The company also recorded strong profit margins, which means it is efficient in using every naira invested by its shareholders on equity and assets in generating higher profit.
Net income for the six months through June rose by 95.12 percent to N3.59 billion compared to N1.84 billion a year earlier. Sales followed the same growth trajectory as it increased by 50.80 percent to N7.54 billion, as the company continues to double capacity in dry rubber per hour.
Analysts say the company’s aggressive expansion in oil palm plantation with a view to increasing its share of the market is responsible for the increased sales, high margins and favourable return on shareholders’ investment.
Net profit margin, a measure of profitability and efficiency jumped to 91.53 percent in June 2016 from 85.20 percent as at June 2015. Operating profit margins increased to 53.51 percent in the period under review as against 46.17 percent as at June 2015.
“Q2 2016 sales were mainly boosted by palm oil sales which grew by 80% y/y to N3.8bn. Rubber sales on the other hand, declined by -10% y/y to N411.7m. The commodity now accounts for just fewer than 10% of the company’s revenue vs 40% in 2011,” said Jumoke Okeowo, equity research at FBNQuest, in a recent note to BusinessDay.
“Although, rubber volumes have dropped, unfavourable global prices were mainly responsible for the weak performance of the commodity. In the past, Okomu management expressed plans to expand their palm oil plantation intensively.

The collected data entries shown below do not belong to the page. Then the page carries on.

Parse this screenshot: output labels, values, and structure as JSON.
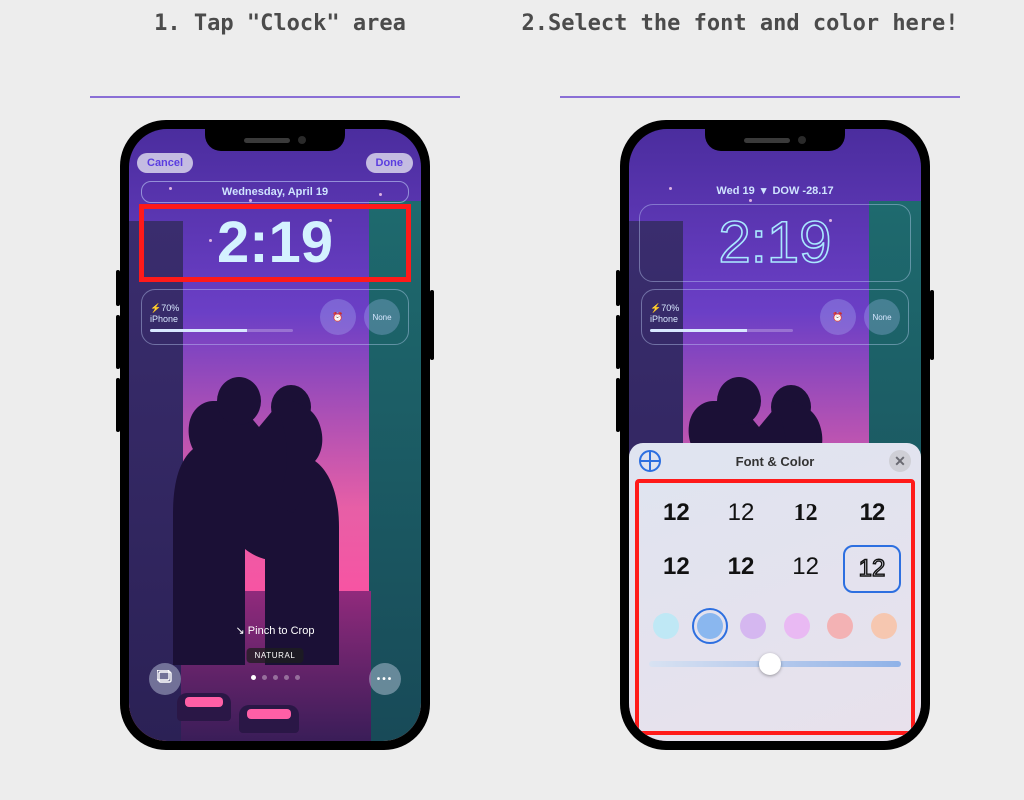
{
  "steps": {
    "s1": "1. Tap \"Clock\" area",
    "s2": "2.Select the font and color here!"
  },
  "accent": "#8a6fd6",
  "screenA": {
    "cancel": "Cancel",
    "done": "Done",
    "date": "Wednesday, April 19",
    "time": "2:19",
    "battery_pct": "70%",
    "battery_device": "iPhone",
    "widget_right_label": "None",
    "pinch": "↘ Pinch to Crop",
    "mode_label": "NATURAL",
    "bottom_more": "•••"
  },
  "screenB": {
    "date": "Wed 19",
    "stock_name": "DOW",
    "stock_change": "-28.17",
    "time": "2:19",
    "battery_pct": "70%",
    "battery_device": "iPhone",
    "widget_right_label": "None",
    "sheet_title": "Font & Color",
    "font_sample": "12",
    "swatches": [
      "#bfe8f5",
      "#8ab7ef",
      "#d5b7f0",
      "#e9b9f3",
      "#f3b2b4",
      "#f6c7b0"
    ],
    "slider_value": 0.48
  }
}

We believe the strong growth in palm oil sales was mainly as a result of these expansion plans,” said Okeowo.
The company has spent as much as N2.5 billion on new plantation while working assiduously to revitalise agric business in Africa largest economy, according to managing director and CEO, Graham Heifer.

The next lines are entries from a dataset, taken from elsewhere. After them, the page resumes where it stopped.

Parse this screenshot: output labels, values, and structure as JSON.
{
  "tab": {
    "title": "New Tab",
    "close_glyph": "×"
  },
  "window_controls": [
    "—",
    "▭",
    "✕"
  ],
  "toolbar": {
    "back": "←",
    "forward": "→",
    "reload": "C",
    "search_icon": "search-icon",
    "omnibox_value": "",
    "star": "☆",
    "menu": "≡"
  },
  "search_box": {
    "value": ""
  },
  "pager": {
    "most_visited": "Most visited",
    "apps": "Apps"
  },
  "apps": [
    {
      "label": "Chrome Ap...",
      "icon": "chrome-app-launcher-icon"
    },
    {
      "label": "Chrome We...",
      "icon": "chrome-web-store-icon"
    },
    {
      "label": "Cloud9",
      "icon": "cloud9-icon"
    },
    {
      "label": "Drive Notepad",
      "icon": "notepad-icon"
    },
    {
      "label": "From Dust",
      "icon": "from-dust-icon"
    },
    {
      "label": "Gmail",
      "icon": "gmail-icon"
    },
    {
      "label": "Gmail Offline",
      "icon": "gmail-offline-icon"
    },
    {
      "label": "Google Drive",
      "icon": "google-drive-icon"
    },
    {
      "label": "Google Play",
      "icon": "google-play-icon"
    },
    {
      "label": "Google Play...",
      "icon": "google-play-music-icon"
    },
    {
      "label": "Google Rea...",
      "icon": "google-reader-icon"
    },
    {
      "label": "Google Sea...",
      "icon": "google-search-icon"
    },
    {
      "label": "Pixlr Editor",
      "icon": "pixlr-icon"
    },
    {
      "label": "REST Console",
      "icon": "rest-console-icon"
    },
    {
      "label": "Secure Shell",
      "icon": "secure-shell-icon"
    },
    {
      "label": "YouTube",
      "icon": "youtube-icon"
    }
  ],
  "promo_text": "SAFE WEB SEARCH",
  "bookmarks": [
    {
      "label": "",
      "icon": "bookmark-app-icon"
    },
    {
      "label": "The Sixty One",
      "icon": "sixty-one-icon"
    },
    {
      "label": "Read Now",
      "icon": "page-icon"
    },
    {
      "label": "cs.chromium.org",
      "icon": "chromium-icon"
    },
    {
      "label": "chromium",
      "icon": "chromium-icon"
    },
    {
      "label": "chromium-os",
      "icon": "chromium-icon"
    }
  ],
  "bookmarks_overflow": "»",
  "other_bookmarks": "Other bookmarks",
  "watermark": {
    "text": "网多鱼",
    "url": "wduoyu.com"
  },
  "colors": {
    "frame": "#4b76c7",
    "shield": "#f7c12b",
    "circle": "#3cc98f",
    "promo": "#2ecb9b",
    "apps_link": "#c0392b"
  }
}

It has also been expanding with approximately 3,500 hectares of rubber from 2012 through to 2015 while having hectares under cultivation. The company has been producing palm oil for 35 years in the West African nation; started a rubber-tree plantation since 2001, and as such, additions bolstered margins.
Okomu is spending less on input cost to produce each unit of product as production cost to sales fell to 46.42 percent in the period under review as against 52.66 percent as at June 2015.
However, production costs increased by 33.46 percent to N3.51 billion in June 2016 as against N2.63 billion the previous year.
Experts are of the view that companies in the industry can generate high revenue if government removes bottlenecks like multiple and illegal taxes.
There are other factors crimping the growth of companies in the country and this includes epileptic power supply and shortage of dollars that make it difficult to import plants and machineries used at the factories to produce goods.
Despite the challenges aforementioned, Okomu Oil has effectively utilised the resources of shareholders in generating high profit as Return on Equity (ROE) moved to 23.72 percent in June 2016 as against 15.25 percent last year.
“We also suspect that weaker competition from imports due to FX devaluation likely helped Okomu gain share and boosted its top line. We will seek management’s confirmation on this,” said Okeowo.